Lassés de manger des cailloux, les vraies gens ont abandonné
les maisons de pierre, la vague hippie a reflué depuis longtemps ;
des chèvres redevenues sauvages hantent encore les ruelles des
hameaux déserts et flânent sur les toits effondrés.
Pourtant,
que la montagne est belle…
Çà
et là un artiste ou un ermite s'accroche à un flanc de montagne,
plus près de toi mon Dieu, avant de se lasser de griller des
châtaignes dans la cheminée multi-centenaire, faire soixante kms
pour acheter dans la vallée son poulet aux hormones, être évacué
par hélicoptère au moindre pépin, et finalement être pris d'une
nostalgie intense et un peu honteuse pour les trottoirs de Paris…
Le
soleil couchant dore l'ancienne bergerie au milieu d'un désert
d'herbes sèches où grésillent les criquets ; sous la voûte
noircie par la suie des siècles, des nids de vipères. Lubriques ou
non, selon les saisons.
Les
pierres chuchotent qu'on a trouvé un squelette recroquevillé dans
un coin, mauvais coup.
Peut-être
un campeur étranger, estourbi par son copain, un soir de
défonce. Ou la dactylo trop bavarde qui s'envoyait en l'air avec le
notaire. L'idiot du village, ou un égaré de rave, allez
savoir." De toute façon",
dirait à son collègue la fliquette de la série télé, "il
y a plus de trente ans, alors les traces..."

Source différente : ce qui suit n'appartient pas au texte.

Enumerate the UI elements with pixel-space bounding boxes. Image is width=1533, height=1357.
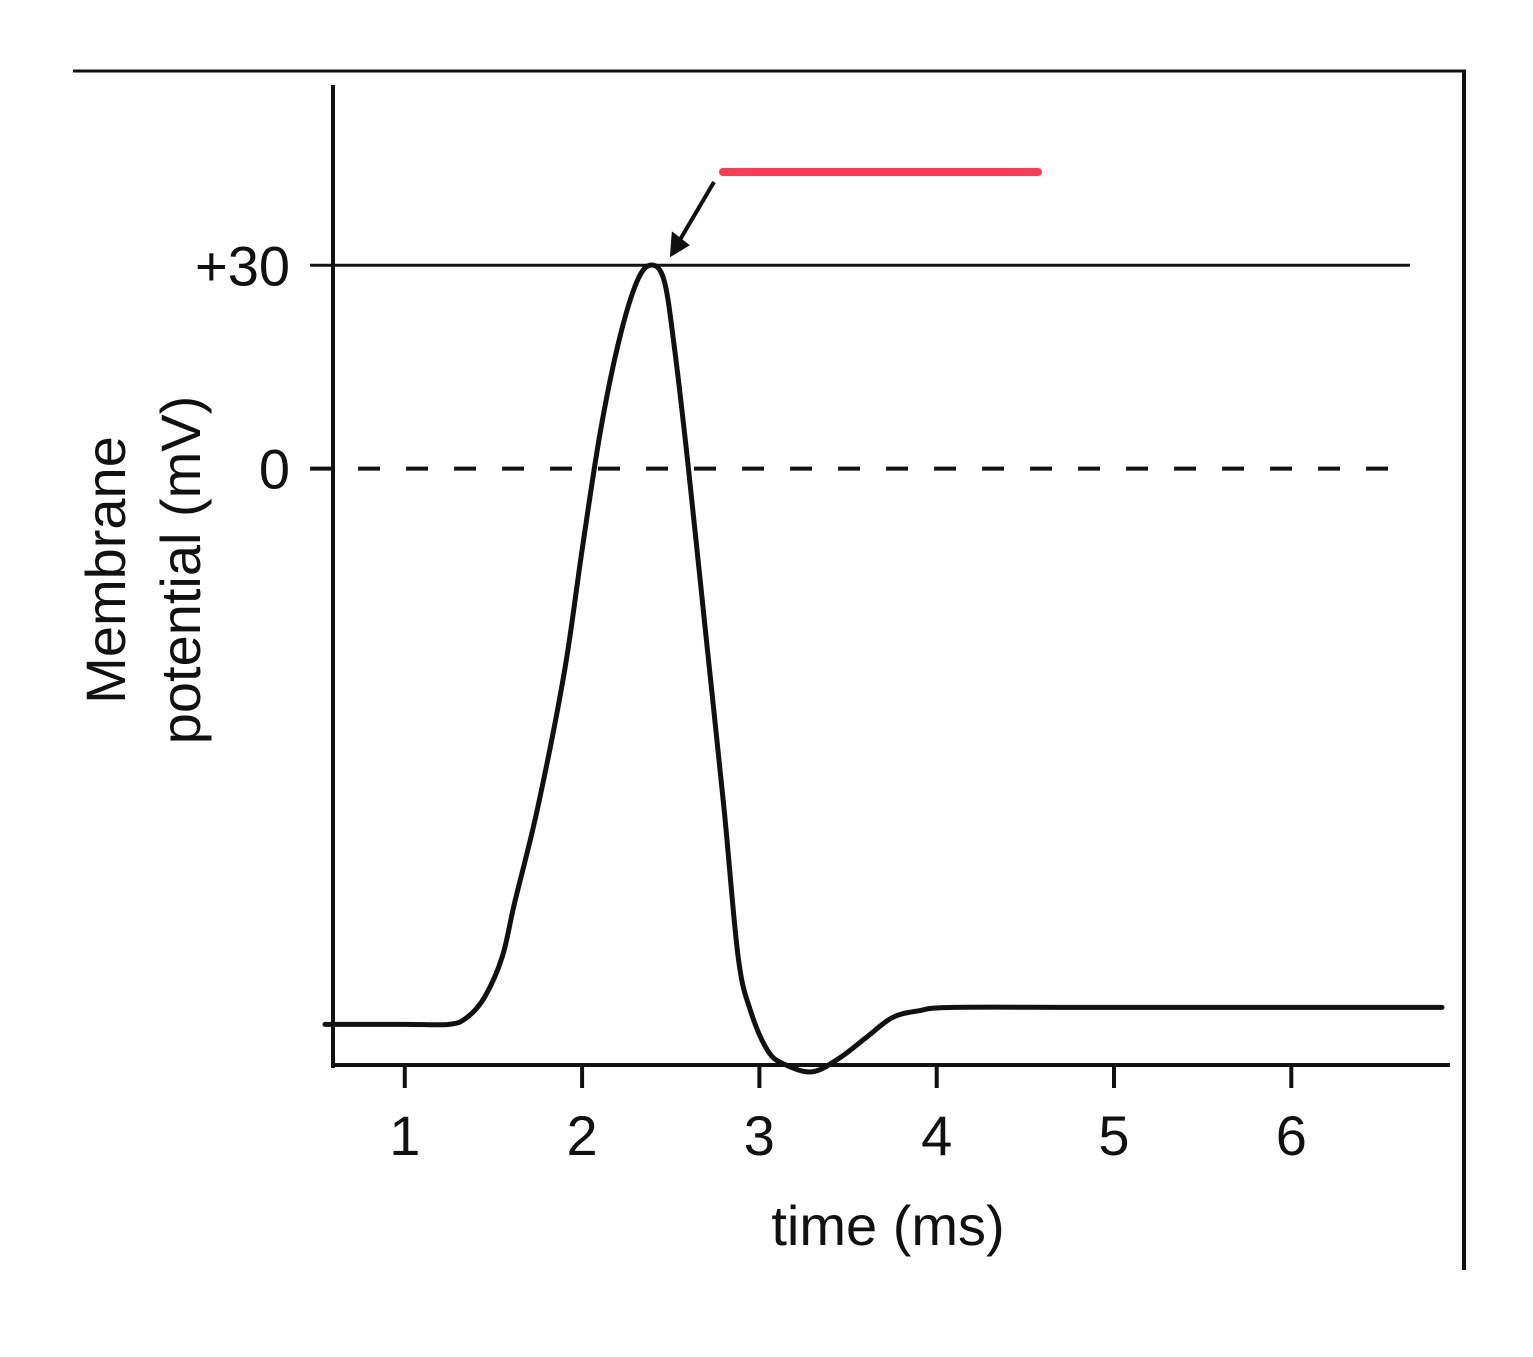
y-tick-label: +30	[195, 234, 290, 297]
x-axis-title: time (ms)	[771, 1194, 1004, 1257]
x-tick-label: 1	[389, 1104, 420, 1167]
x-tick-label: 2	[567, 1104, 598, 1167]
x-tick-label: 4	[921, 1104, 952, 1167]
x-tick-label: 5	[1098, 1104, 1129, 1167]
membrane-potential-series-line	[322, 262, 1445, 1075]
y-tick-label: 0	[259, 438, 290, 501]
x-tick-label: 6	[1276, 1104, 1307, 1167]
x-tick-label: 3	[744, 1104, 775, 1167]
annotation-arrow-head	[669, 231, 690, 258]
annotation-arrow-shaft	[676, 180, 716, 245]
y-axis-title-line1: Membrane	[74, 436, 137, 704]
y-axis-title-line2: potential (mV)	[149, 396, 212, 745]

(image : carnet de route dans les Cévennes, pochade sur
papier kraft, ici)
Tu sais faire parler les pierres comme personne et ce tableau est très réussi !
RépondreSupprimerTes pierres me parlent dans ta très belle évocation de la deuxième partie ! Bravo.
RépondreSupprimerLes pierres sous toutes leurs formes, avec finalement toutes sortes d'histoires à conter... Vraiment chouette, heureusement, Emma que tu es là pour les faire parler! ;-)
RépondreSupprimerEt la Dame âgée retrouvée sous un tas de cailloux : la vieille sous pierres ? ];-D
RépondreSupprimerah les Cévennes !
RépondreSupprimercomme tu les décris bien, avec réalisme et humour tout à la fois :)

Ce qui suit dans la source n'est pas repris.